With several teams wrestling with financial straits and team chiefs failing to get their act together with regard to cutting back on expenditures, Mosley believes it is now urgent for all relevant parties to sit down and collectively revamp Grand Prix racing's financial structure.

"At least half the teams simply can't compete because they haven't got enough money, and that to me is wrong," Mosley said in an interview with DPA News.

The Briton labels F1's current system unfair as the wealthier teams are awarded a larger size of the sport's revenue stream, and are therefore in a position to invest more heavily in their quest for success.

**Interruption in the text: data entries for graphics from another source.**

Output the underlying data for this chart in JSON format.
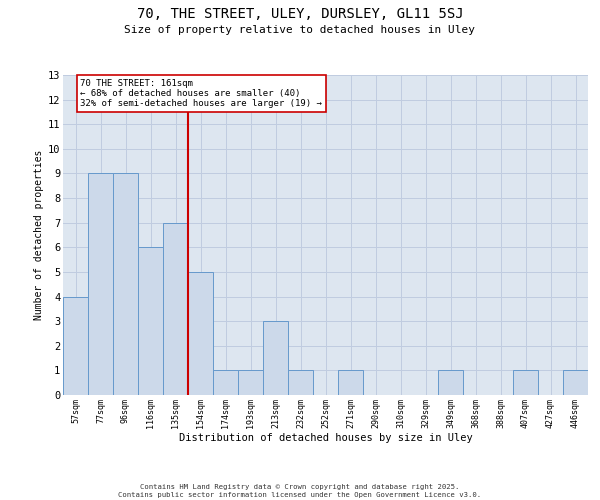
{
  "title": "70, THE STREET, ULEY, DURSLEY, GL11 5SJ",
  "subtitle": "Size of property relative to detached houses in Uley",
  "xlabel": "Distribution of detached houses by size in Uley",
  "ylabel": "Number of detached properties",
  "bin_labels": [
    "57sqm",
    "77sqm",
    "96sqm",
    "116sqm",
    "135sqm",
    "154sqm",
    "174sqm",
    "193sqm",
    "213sqm",
    "232sqm",
    "252sqm",
    "271sqm",
    "290sqm",
    "310sqm",
    "329sqm",
    "349sqm",
    "368sqm",
    "388sqm",
    "407sqm",
    "427sqm",
    "446sqm"
  ],
  "bar_values": [
    4,
    9,
    9,
    6,
    7,
    5,
    1,
    1,
    3,
    1,
    0,
    1,
    0,
    0,
    0,
    1,
    0,
    0,
    1,
    0,
    1
  ],
  "bar_color": "#ccd9ea",
  "bar_edge_color": "#6699cc",
  "ref_line_color": "#cc0000",
  "annotation_text": "70 THE STREET: 161sqm\n← 68% of detached houses are smaller (40)\n32% of semi-detached houses are larger (19) →",
  "annotation_box_color": "white",
  "annotation_box_edge": "#cc0000",
  "ylim": [
    0,
    13
  ],
  "yticks": [
    0,
    1,
    2,
    3,
    4,
    5,
    6,
    7,
    8,
    9,
    10,
    11,
    12,
    13
  ],
  "grid_color": "#c0cce0",
  "background_color": "#dde6f0",
  "footer_line1": "Contains HM Land Registry data © Crown copyright and database right 2025.",
  "footer_line2": "Contains public sector information licensed under the Open Government Licence v3.0."
}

"You obviously wouldn't allow one team to run a bigger engine than another team and yet if one team has got five times as much money the effect is exactly the same as if they had a bigger engine. It's not fair from the sporting point of view."

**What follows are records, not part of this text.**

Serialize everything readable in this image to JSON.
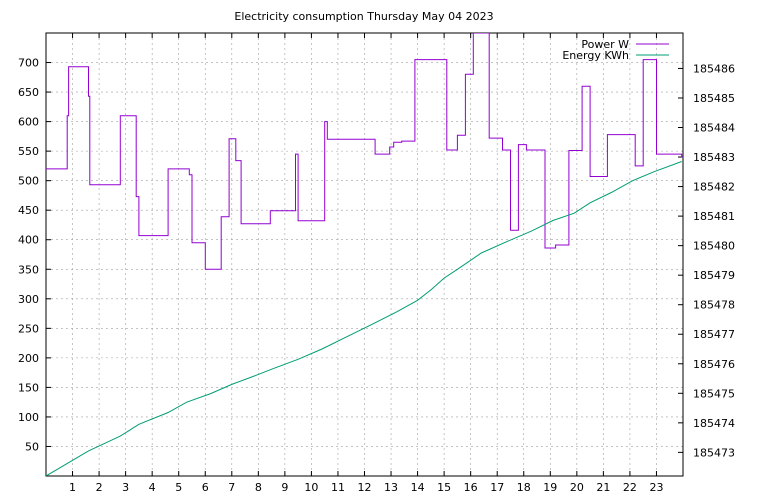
{
  "chart_data": {
    "type": "line",
    "title": "Electricity consumption Thursday May 04 2023",
    "xlabel": "",
    "ylabel": "",
    "y2label": "",
    "grid": true,
    "legend_position": "top-right",
    "xlim": [
      0,
      24
    ],
    "ylim": [
      0,
      750
    ],
    "y2lim": [
      185472.2,
      185487.2
    ],
    "x_ticks": [
      1,
      2,
      3,
      4,
      5,
      6,
      7,
      8,
      9,
      10,
      11,
      12,
      13,
      14,
      15,
      16,
      17,
      18,
      19,
      20,
      21,
      22,
      23
    ],
    "y_ticks": [
      50,
      100,
      150,
      200,
      250,
      300,
      350,
      400,
      450,
      500,
      550,
      600,
      650,
      700
    ],
    "y2_ticks": [
      185473,
      185474,
      185475,
      185476,
      185477,
      185478,
      185479,
      185480,
      185481,
      185482,
      185483,
      185484,
      185485,
      185486
    ],
    "series": [
      {
        "name": "Power W",
        "axis": "left",
        "color": "#9400d3",
        "step": true,
        "x": [
          0,
          0.8,
          0.85,
          1.6,
          1.65,
          2.75,
          2.8,
          3.4,
          3.5,
          4.6,
          5.4,
          5.5,
          6.0,
          6.6,
          6.9,
          7.15,
          7.35,
          8.25,
          8.45,
          9.0,
          9.4,
          9.5,
          10.2,
          10.5,
          10.6,
          11.5,
          12.4,
          12.95,
          13.1,
          13.4,
          13.9,
          14.3,
          15.1,
          15.5,
          15.8,
          16.1,
          16.7,
          17.2,
          17.5,
          17.8,
          18.1,
          18.8,
          19.2,
          19.7,
          20.2,
          20.5,
          21.15,
          22.0,
          22.2,
          22.5,
          23.0,
          23.95
        ],
        "y": [
          520,
          610,
          693,
          643,
          493,
          493,
          610,
          473,
          407,
          520,
          510,
          395,
          350,
          439,
          571,
          534,
          427,
          427,
          449,
          449,
          545,
          432,
          432,
          600,
          570,
          570,
          545,
          557,
          565,
          567,
          705,
          705,
          552,
          577,
          680,
          750,
          572,
          552,
          416,
          561,
          552,
          386,
          391,
          551,
          660,
          507,
          578,
          578,
          525,
          705,
          545,
          540
        ]
      },
      {
        "name": "Energy KWh",
        "axis": "right",
        "color": "#009e73",
        "step": false,
        "x": [
          0,
          1.6,
          2.8,
          3.5,
          4.6,
          5.3,
          6.2,
          7.0,
          7.8,
          8.6,
          9.5,
          10.4,
          11.3,
          12.2,
          13.2,
          14.0,
          14.5,
          15.0,
          15.5,
          16.4,
          17.4,
          18.3,
          19.1,
          19.9,
          20.5,
          21.3,
          22.1,
          22.9,
          23.95
        ],
        "y": [
          185472.2,
          185473.05,
          185473.55,
          185473.95,
          185474.35,
          185474.7,
          185474.99,
          185475.3,
          185475.57,
          185475.85,
          185476.15,
          185476.5,
          185476.9,
          185477.3,
          185477.75,
          185478.15,
          185478.5,
          185478.9,
          185479.2,
          185479.75,
          185480.15,
          185480.5,
          185480.85,
          185481.1,
          185481.45,
          185481.8,
          185482.2,
          185482.5,
          185482.85
        ]
      }
    ]
  }
}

Max Mosley also considers that F1's technology expansion, while amazing, is being ignored by the public, and justifiably so.

"Of course the technology is amazing but a great deal of it is concealed so the public don't actually see – 90 per cent, 95 per cent of what goes on is not visible to an outsider and even kept secret within the teams. So it's changed enormously - whether it's changed for the better; I think it's gone too far."

Mosley concluded his interview by a surprising comment on the sport's current management which he regards as too concentrated, this in spite of his past and fruitful relationship with former ally Bernie Ecclestone. "If everything is in one pair of hands then I think you have a problem."

One might recall that in 2000, the FIA leased F1's commercial rights to Ecclestone for a period of 100 years which started in 2011. The deal between the two close associates was sealed for the sum of just $360 million - or approximately 18 months of F1's profits at the time. FOM's acquisition set in motion a mutation of F1's shareholder base as Ecclestone profitably sold shares to a succession of banks and media companies before private equity company CVC purchased a controlling interest in the business in 2005.

Mosley was at the forefront of many commendable safety initiatives in F1, but his quest for reducing costs through a budget cap plan failed miserably. Almost a decade later, as several teams struggle with a precarious financial state, fundamental issues remain, the origins of which may perhaps be partly traced to Mosley's past governance and the free reign of commercial power provided to Ecclestone.